Obtaining functional information about the PRM is crucial in understanding mechanisms associated with pelvic floor (dys)function, and in providing diagnostic and therapeutic important information. Since the PRM is located deep inside the pelvis obtaining direct functional information, like EMG or direct muscle force recordings, is not feasible.
In this project we aim develop functional imaging methods based on deformation (strain) quantification as derived from 3D and 4D ultrasound recordings as already applied in cardiology. Although the PRM can be visualized with 3D and 4D transperineal ultrasound, current post-processing analysis tools only allow us to obtain indirect functional information in a 2-D reconstruction. We are dedicated to unveil the 3D anatomical and functional information about the PRM and to integrate these findings into a reliable clinical workflow.

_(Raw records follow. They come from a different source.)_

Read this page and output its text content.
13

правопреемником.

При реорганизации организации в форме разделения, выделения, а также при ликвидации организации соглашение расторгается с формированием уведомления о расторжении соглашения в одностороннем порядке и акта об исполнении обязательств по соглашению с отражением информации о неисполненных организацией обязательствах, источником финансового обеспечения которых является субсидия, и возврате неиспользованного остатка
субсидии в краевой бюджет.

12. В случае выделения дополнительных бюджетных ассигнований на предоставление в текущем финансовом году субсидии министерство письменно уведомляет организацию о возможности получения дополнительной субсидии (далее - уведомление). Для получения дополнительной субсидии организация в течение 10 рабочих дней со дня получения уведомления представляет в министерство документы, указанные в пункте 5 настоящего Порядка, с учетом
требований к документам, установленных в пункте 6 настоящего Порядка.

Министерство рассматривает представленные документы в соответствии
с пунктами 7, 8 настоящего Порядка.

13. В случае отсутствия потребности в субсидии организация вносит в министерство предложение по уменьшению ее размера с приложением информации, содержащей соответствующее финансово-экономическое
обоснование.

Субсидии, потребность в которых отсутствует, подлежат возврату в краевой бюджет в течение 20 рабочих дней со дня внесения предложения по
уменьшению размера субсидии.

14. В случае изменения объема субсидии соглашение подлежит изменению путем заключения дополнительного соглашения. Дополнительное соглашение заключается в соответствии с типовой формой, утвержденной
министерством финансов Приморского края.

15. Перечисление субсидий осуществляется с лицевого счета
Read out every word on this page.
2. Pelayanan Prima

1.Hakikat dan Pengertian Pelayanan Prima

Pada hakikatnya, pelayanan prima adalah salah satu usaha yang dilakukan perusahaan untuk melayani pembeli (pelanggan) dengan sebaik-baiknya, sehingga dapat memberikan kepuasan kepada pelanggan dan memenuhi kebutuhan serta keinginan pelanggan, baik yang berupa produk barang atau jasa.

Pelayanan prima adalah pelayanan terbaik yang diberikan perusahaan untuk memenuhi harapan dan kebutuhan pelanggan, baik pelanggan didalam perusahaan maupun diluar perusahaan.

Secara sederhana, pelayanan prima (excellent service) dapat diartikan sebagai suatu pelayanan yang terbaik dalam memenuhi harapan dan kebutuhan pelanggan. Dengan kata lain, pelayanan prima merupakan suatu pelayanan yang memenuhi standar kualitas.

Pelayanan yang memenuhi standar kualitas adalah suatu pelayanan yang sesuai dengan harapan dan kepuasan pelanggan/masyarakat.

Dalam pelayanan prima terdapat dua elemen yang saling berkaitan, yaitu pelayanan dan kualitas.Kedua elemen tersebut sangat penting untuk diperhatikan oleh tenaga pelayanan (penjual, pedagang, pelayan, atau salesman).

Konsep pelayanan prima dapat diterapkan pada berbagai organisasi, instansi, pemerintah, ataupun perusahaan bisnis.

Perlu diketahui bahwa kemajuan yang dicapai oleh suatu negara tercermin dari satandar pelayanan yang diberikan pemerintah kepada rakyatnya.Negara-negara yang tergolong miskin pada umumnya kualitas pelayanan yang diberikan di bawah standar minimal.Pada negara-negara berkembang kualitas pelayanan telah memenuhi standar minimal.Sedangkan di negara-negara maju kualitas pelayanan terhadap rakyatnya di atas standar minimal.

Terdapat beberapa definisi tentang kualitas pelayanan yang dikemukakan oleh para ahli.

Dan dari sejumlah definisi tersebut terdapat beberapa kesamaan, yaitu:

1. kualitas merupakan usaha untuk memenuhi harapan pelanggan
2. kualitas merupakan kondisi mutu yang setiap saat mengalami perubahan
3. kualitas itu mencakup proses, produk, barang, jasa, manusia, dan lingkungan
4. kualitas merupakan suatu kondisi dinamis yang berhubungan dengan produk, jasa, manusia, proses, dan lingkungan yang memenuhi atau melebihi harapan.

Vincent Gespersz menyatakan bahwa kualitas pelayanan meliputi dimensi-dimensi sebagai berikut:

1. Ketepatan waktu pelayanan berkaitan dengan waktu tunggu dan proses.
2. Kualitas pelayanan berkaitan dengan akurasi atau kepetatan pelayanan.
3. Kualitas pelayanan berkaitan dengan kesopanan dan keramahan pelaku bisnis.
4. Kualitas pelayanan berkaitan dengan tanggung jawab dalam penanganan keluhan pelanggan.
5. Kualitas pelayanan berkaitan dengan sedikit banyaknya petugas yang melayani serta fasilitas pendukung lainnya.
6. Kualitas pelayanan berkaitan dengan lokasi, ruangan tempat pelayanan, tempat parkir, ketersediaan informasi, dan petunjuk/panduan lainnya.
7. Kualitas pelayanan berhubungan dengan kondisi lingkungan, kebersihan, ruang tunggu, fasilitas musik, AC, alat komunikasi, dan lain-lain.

In order to do so we will address the following topics:
1. Development of Automatic Segmentation and Static Tissue Characterization software. This will allow us to reconstruct accurate 3-D models of the PRM and identify and study structural integrity. (RAM, Utwente)
2. Development of Functional Measurements. Strain and tissue elastography measurements will be incorporated to improve diagnosis of pelvic floor (dys)function and guide clinical practice. (MUSIC, Radboud UMC)
3. Clinical Relevance and Validation. The developments under 1 and 2 will be continuously tested on clinical datasets of the target populations during the study period. This will allow direct developmental feedback in general and for specific clinical indications summarized under. (Vrouw en Baby, UMC Utrecht)
In Enschede we will focus on the automatic segmentation and static tissue characterization of the PRM in 3D ultrasound. An automatic segmentation using an active appearance model has already provided promising results. We will look more into automatic segmentation based on deep learning. Also we will improve our training data by looking into the anatomy in more detail. At last more structural information about the PRM will be acquired by static tissue characterization.